Гермоген говорил по своей силе, негромко, но в крепости стояла такая тишина, что слышно было, как стрекочут в траве потревоженные людьми кузнечики, а где-то за стеной, у ближнего леса, от нетерпения храпят и бьют копытами боевые маньчжурские кони.
«Слава страстем Твоим, Господи…» — исчерпав слова, начал старец говорить словами Евангелия. «Слава долготерпению твоему, Господи…» «Разбойника благоразумного во единем часе раеви сподобил еси, Господи; и мене древом крестным просвети и спаси…»

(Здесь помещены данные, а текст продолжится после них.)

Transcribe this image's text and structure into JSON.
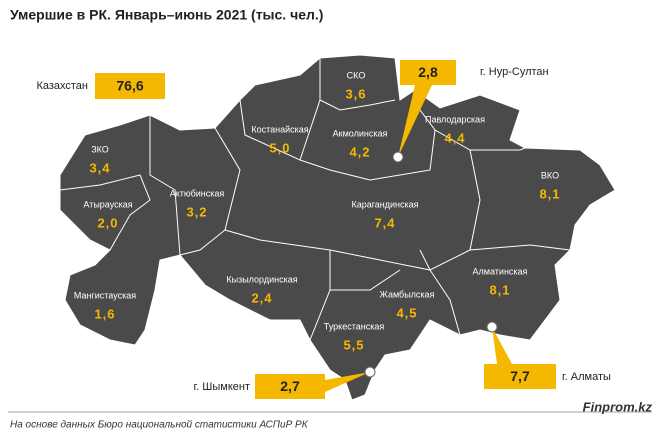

— Повторяйте за мной! — велел он опустившимся перед ним на колени людям. — «Царю небесный, утешителю, душе истины, иже везде сый и вся осолняяй, сокровище благих и жизни подателю, приди и вселися в ны, и очисти ны от всякия скверны, и спаси, Блаже, души наши…»
— Повторяйте! — снова попросил он. — «Господи! Не в ярости Твоей обличай меня и не во гневе Твоем наказывай меня. Помилуй меня, Господи, ибо я немощен; исцели меня, Господи, ибо кости мои потрясены; и душа моя сильно потрясена; Ты же, Господи, доколе? Обратись, Господи, избавь душу мою, спаси меня ради милости Твоей, ибо в смерти нет памятования о Тебе: во гробе кто будет славить тебя?.. Иссохло от печали око мое, обветшало от всех врагов моих… Да будут постыжены и жестоко поражены все враги мои; да возвратятся и постыдятся мгновенно». «…Восстань Господи! Спаси меня, Боже мой!.. Ибо ты поражаешь в ланиту всех врагов моих; сокрушаешь зубы нечестивых. От Господа Спасение. Над народом Твоим благословение Твое…». «Во имя Отца, и Сына, и Святаго Духа. Аминь!»
— Аминь! — повторила толпа.
— Теперь, братья и сестры, за работу! Помните, Бог услышит вас и даст вам спасение. Те же, кому не удастся живыми выйти из боя, с легким сердцем предстанут пред Всевышним. Все вы уже проложили к нему свою светлую дорогу. Маньчжурам лишь адские муки грозят.
Как только солнце поднялось над лесом, маньчжуры ударили в боевые барабаны. Снова загремела артиллерия, обрушив на крепость петарды и тяжелые ядра. Вскоре от точных пушечных ударов полностью рухнула церковь, а вместе с ней взлетели на воздух и все церковные постройки, включая часовенку в честь Николая Чудотворца и церковные пределы — Богородицы Владимирской и Архангела Михаила. Потом дошла очередь и до приказной избы. Алексей Ларионович, находясь в укрытии у верхнего боя, видел, как тяжелое ядро пробило крышу, а следом влетевшая в дом петарда разнесла его в пух. «Слава богу, жену свою я вовремя определил к людям в землянку, иначе бы»… — Воевода тяжко вздохнул и покачал головой.
— Да, жарким будет денек, — вслух произнес он.
— Что? Это да, — пытаясь перекричать грохот орудий, согласился стоявший рядом с ним Черниговский. Он еще не совсем отошел после контузии, поэтому плохо слышал на левое ухо. — Черт! Как мы не догадались ночью вылазку-то сделать! — помянув недобрым словом вражескую артиллерию, неожиданно произнес он. — Могли укоротить язычок их мортирам. До лесу, может, и не добрались бы — там повсюду сторожа, — а уж судна с пушками потопить нам реально. В каждую б заложили заряд — и концы в воду. Ничего, если нынче выстоим, ночью сам отправлюсь на вылазку.